Bereits am 29. November 1978 hatte der Kläger zu 1) zur Niederschrift der Ausländerbehörde Asyl beantragt und hierbei als Religion "christl.-orthodox", als letzte Anschrift im Heimat-/Herkunftsland "Istanbul", als erlernten Beruf "Koch und Goldschmied" und als letzte Berufstätigkeit im Heimat-/Herkunftsland "Goldschmied" angegeben; unter der Rubrik "Sprachkenntnisse" war "türkisch und aramäisch" eingetragen worden. Im übrigen hatte der Kläger sein Asylbegehren wie folgt begründet: Er werde wegen seines christlichen Glaubens in der Türkei verfolgt. In Istanbul habe er einen Goldschmiedeladen betrieben; zweimal seien von Mohammedanern grundlos die Scheiben eingeschlagen worden. Er habe seine Waren auch in Ankara verkauft; auf der Fahrt dorthin hätten ihm Unbekannte seine Tasche mit Gold geraubt und ihn zusammengeschlagen; die Polizei habe die Täter zwar zunächst festgenommen, sie aber bald wieder freigelassen; sein Gold habe er nicht zurückbekommen; er nehme an, daß die Täter den Polizisten gesagt hätten, daß er Christ sei; Christen helfe die Polizei nämlich nicht. Er habe in Istanbul auch keine ausreichend große Wohnung für seine Familie finden können; immer wenn die Hauseigentümer gemerkt hätten, daß er Christ sei; habe er eine ablehnende Antwort erhalten.
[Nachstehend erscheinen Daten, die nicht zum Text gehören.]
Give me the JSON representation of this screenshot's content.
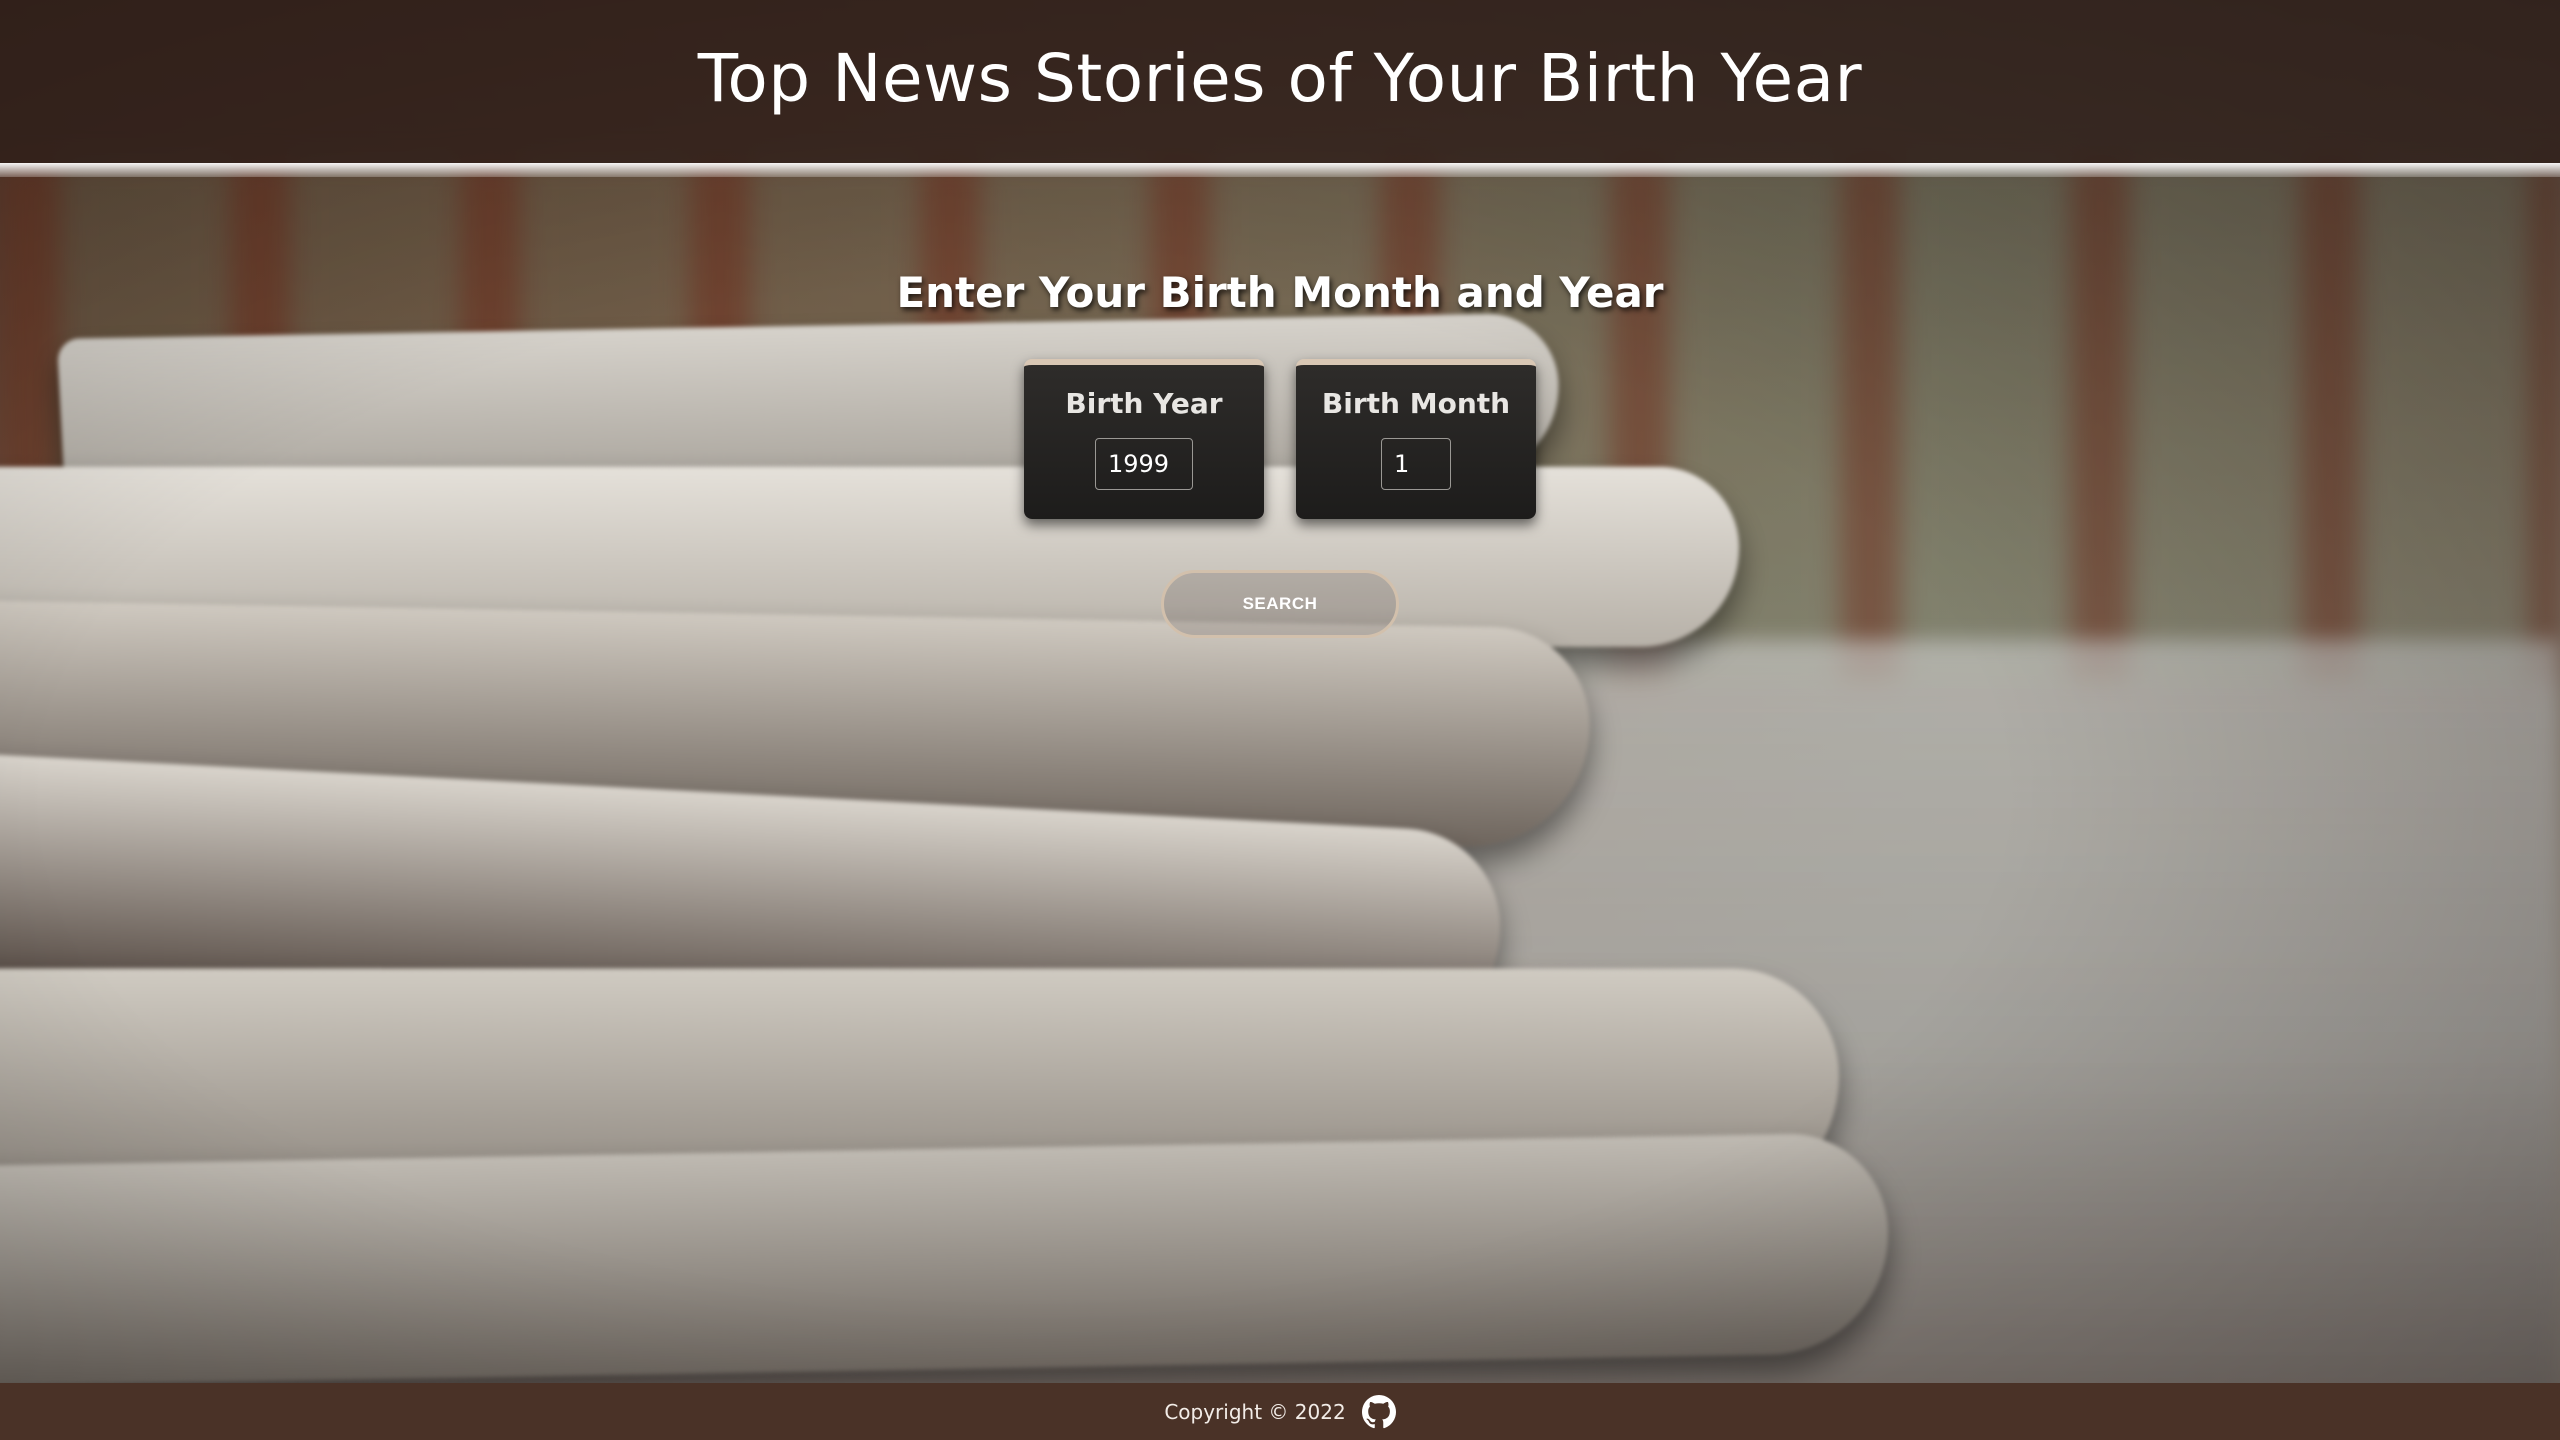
{
  "header": {
    "title": "Top News Stories of Your Birth Year"
  },
  "form": {
    "heading": "Enter Your Birth Month and Year",
    "year": {
      "label": "Birth Year",
      "value": "1999"
    },
    "month": {
      "label": "Birth Month",
      "value": "1"
    },
    "search_label": "SEARCH"
  },
  "footer": {
    "copyright": "Copyright © 2022",
    "icon": "github-icon"
  },
  "colors": {
    "header_bg": "#2d1e18",
    "footer_bg": "#4a3227",
    "card_accent": "#d9c7b4",
    "button_border": "#d2c0ac"
  }
}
Am 23. Juli 1979 wurde bei der Ausländerbehörde auch die Niederschrift über die Asylbegehren der Kläger zu 2) bis 4) aufgenommen. Hierbei gab die Klägerin zu 2) als Religion "christlich orthodox" und als letzte Anschrift im Heimat-/Herkunftsland "Istanbul" an und ließ unter der Rubrik Sprachkenntnisse "türkisch, aramäisch" eintragen; außerdem wurde durch Ankreuzen klargestellt, daß sich das Asylbegehren auch auf die Kläger zu 3) und 4) erstreckt. Im übrigen bestätigte die Klägerin zu 2) das Vorbringen des Klägers zu 1) vom 29. November 1978, welches ihr der Dolmetscher vermittelt habe. Sie fühle sich in gleichem Maße wegen ihres christlichen Glaubens verfolgt wie der Kläger zu 1) und darüber hinaus noch in besonderem Maße als Frau. Sie habe sich nämlich wegen der Mohammedaner nicht auf die Straße trauen können, weil diese Christen als vogelfrei ansähen und sie deshalb Gefahr liefen, vergewaltigt zu werden.

Anläßlich seiner Anhörung im Rahmen der Vorprüfung durch das Bundesamt für die Anerkennung ausländischer Flüchtlinge am 19. August 1980 in Nürnberg legte der allein erschienene Kläger zu 1) eine schriftliche Erklärung der Klägerin zu 2) vor, wonach sie ihn bevollmächtige, auch für sie auszusagen, und seine Aussage anerkenne. Der Kläger zu 1) ergänzte die Angaben bei der Ausländerbehörde wie folgt: Er habe fünf Jahre die Grundschule besucht; die Klägerin zu 2) sei nicht zur Schule gegangen. Er habe seit 17 Jahren in Istanbul gelebt, die Klägerin zu 2) seit ihrer Heirat im Jahre 1968. Während seines Militärdienstes in den Jahren 1970 bis 1972 sei er von seinen Vorgesetzten mißhandelt worden; als er sich beim nächsthöheren Vorgesetzten beschwert habe, sei er geschlagen, und ihm sei gesagt worden, er würde nicht benachteiligt, wenn er Moslem wäre. Drei Jahre vor der Ausreise habe er einen Goldschmiedeladen erworben, in dem ein weiterer Goldschmied selbständig tätig gewesen sei. Von ihrem Einkommen hätten sie gut leben können. Anfang 1978 sei sein bei ihm in Ausbildung befindlicher Bruder auf dem Nachhauseweg von Unbekannten mit der Pistole bedroht und aufgefordert worden, das mitgeführte Gold herauszugeben. Bei den Tätern könne es sich nur um Moslems gehandelt haben, da Christen sich nicht gegenseitig beraubten. Etwa im Mai 1978 sei das Geschäft nachts von Unbekannten geplündert worden, weil sie Christen seien. Sie hätten Anzeige erstattet; die Polizei habe aber nichts unternehmen können, weil sie die Täter nicht gekannt hätten. In einem anderen Fall habe ein von ihm beauftragter Vertrauensmann, der Gold habe verkaufen sollen, von dem Abnehmer kein Geld dafür bekommen, vermutlich weil sie Christen seien. Ferner habe er jetzt erfahren, daß ein Verwandter in der Türkei umgebracht worden sei, der ebenfalls Goldschmied gewesen sei. Als Christen würden sie überall belästigt; man verlange von ihnen, daß sie zum islamischen Glauben überträten. Unter diesen Umständen hätten sie in der Türkei nicht mehr leben können.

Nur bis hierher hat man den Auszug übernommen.